Okay, the results are in!

My test involved a total of 7,078 unique records. My listOne held 7,050 of those, and listTwo held 78, with 50 being duplicates (i.e. found in both lists).

I tested 5 different solutions:

  1. A simple vanilla AppleScript repeat loop inside a repeat loop.
  2. @peavine’s second getCleanedList example (19 Jan)
  3. @NigelGarvey’s implementation of @ShaneStanley’s suggestion
  4. @peavine’s revision based on the above
  5. This is basically cheating but I also found a text-based solution using regex/JSON

The results:

  1. I cancelled the script after 2 minutes (though it works fine with very short lists)…
  2. 1.98 seconds
  3. 0.8 seconds
  4. 0.34 seconds
  5. 2.2 seconds

So @peavine is the clear winner, though it was a team effort :slight_smile:

I say that my regex solution is cheating because I was originally asking about doing this with lists. However, the use case requires me to write/read the data cache in JSON, so it made sense.

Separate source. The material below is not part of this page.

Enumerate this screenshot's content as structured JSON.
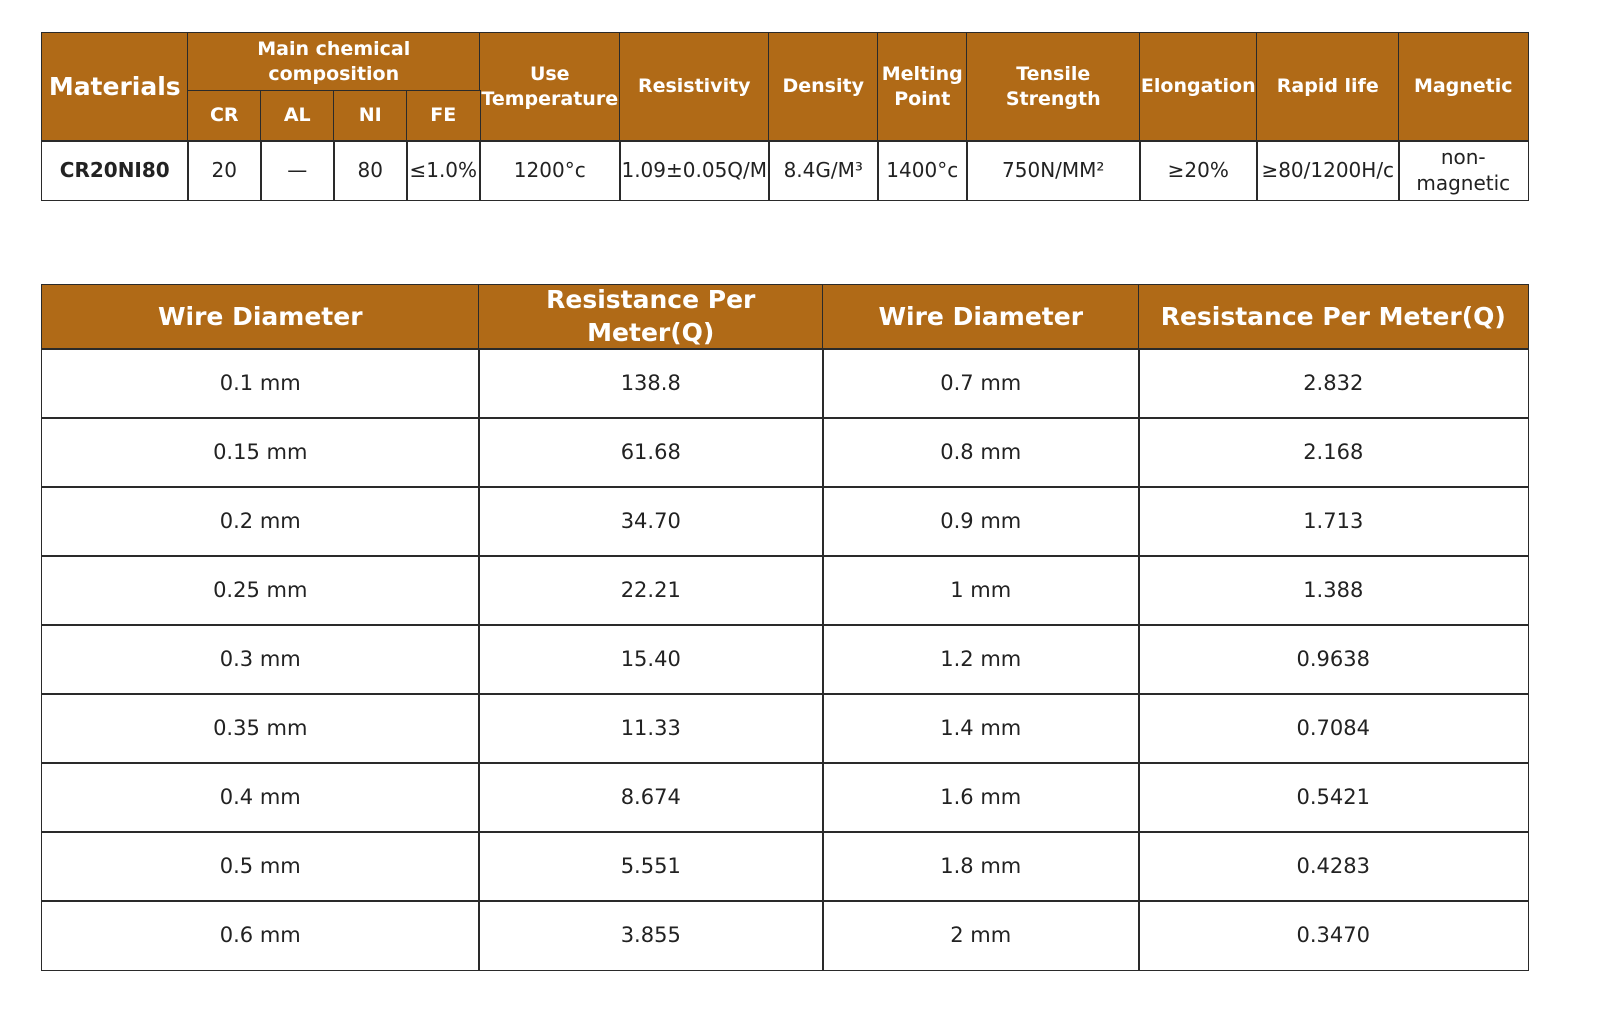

The idea is quite simple. This will remove duplicate records, where theIDs is a string containing the IDs to be removed, e.g. (234553|353538|9050385):

set theResult to regex change cachedJSON search pattern "\\{(.|\\n)*?\"uid\": \"" & theIDs & "\",(.|\\n)*?\\},?\\n\\h+" replace template ""

This approach was extremely fast (less than half the time of any others) when I tested it on a list of 500 records but it loses relative efficacy, compared with the ASObjC methods, when working with longer lists. Also, I’m not 100% confident that I could make it work 100% of the time.

In any case, I now have a fast and robust solution. Thanks all.

Philip. Thanks for reporting back your results–it’s great to learn how things turned out.

Yes. Thanks for the feedback, Philip. Glad you’ve got what you need.

Just out of interest, one of the reasons peavine’s pure AppleScript revision is faster than the ASObjC on which it’s based is the shortness of listTwo. AppleScript (as written by peavine) can search an AppleScript list of 78 items 7,050 times in less time than it takes to translate the objects and commands into Objective-C, execute that, and translate the result back to AppleScript. If listTwo was significantly longer, both scripts would take longer to complete, but the AppleScript would be more dramatically affected than the ASObjC.

1 Like

That makes sense, thanks. For my purposes, listTwo will always be much shorter. However, I will add both versions to my script library, for future reference.